“my usual strategies are not really working the way they have done in the past”

When we first started working together, he was doing what a lot of capable, high-functioning adults do: keeping life moving on the outside while quietly running out of internal resources on the inside.

The cracks weren’t dramatic, just very real. His inbox was thousands of emails deep and growing. Simple admin tasks that once took five minutes were now being delayed for weeks. Communication with his PA had started to break down. Decision-making was harder, slower, and more draining than it should have been. Work felt reactive, and everything took effort. In his words, he was becoming the “grumpy old man” no one wanted to be around.

Alongside all of that was grief after the death of his son — layered, heavy, and unprocessed in a way that doesn’t look like grief from the outside. Not weeping or collapsing, but the quieter version: cognitive fog, low motivation, disrupted pacing, and a sense of being slightly out of phase with the rest of life. He described it as “messy in a way I’m not used to.” For someone who’d always been self-driven, dependable, and high capacity, that mismatch between identity and functioning was the thing he struggled with most. Not sadness or failure but friction.

He didn’t need a lecture in motivation or discipline. He needed coherence, direction, and a way to get through winter without burning out or disappearing under the weight of tasks, responsibilities, and unprocessed thinking.

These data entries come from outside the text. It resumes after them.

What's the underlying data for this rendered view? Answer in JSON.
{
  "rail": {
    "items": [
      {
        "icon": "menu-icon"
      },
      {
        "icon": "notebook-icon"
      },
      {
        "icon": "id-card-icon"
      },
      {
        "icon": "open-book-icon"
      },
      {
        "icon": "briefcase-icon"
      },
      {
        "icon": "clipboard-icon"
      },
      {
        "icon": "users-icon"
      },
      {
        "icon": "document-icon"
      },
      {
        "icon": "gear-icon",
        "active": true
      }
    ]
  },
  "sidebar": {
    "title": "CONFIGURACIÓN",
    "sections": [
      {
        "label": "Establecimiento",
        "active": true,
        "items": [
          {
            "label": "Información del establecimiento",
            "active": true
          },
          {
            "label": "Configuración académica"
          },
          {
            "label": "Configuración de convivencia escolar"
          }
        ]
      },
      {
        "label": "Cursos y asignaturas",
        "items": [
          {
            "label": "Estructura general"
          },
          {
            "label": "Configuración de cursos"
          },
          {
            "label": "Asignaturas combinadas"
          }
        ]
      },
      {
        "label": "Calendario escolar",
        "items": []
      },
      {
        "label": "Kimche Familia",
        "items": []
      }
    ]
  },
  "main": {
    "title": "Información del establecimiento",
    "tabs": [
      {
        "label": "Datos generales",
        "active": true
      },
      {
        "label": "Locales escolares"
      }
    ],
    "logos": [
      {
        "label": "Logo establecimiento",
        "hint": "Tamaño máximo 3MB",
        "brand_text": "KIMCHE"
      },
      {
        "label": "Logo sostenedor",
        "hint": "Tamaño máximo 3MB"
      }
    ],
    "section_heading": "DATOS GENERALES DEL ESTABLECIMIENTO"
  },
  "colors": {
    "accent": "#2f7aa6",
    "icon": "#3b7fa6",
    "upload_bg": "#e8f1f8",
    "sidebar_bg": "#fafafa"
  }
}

Coaching gave him space to make sense of what had changed, why the usual strategies weren’t working anymore, and what he actually needed now. We slowed his thinking down, reframed the pressures, and rebuilt routines that supported rather than punished him. Bit by bit, agency returned — not through force, but through clarity.

Across the year, things shifted. The backlog went. Tasks were completed daily, not parked indefinitely. His inbox went from overwhelming to manageable. He rebuilt collaboration with his PA. He mentored junior doctors again, and enjoyed it. He re-engaged with research and key-notes. His appraisal was completed in good shape. And outside of work, he reconnected with the things that grounded him — cycling, gardening, putting life back in order one piece at a time.

In his words:

“Reframing the things that worried me has been a complete game changer. The goal was simply to get through winter in a sustainable way — and we did. Even when I was struggling, she stuck with me and worked at my pace. I’m honestly not certain how I would have got through the last year without her.

This is what long-term developmental coaching often looks like: not blowing up your life and starting again, not a motivational sprint, and definitely not a productivity hack — just the slow return to coherence, capability, and direction, even alongside grief.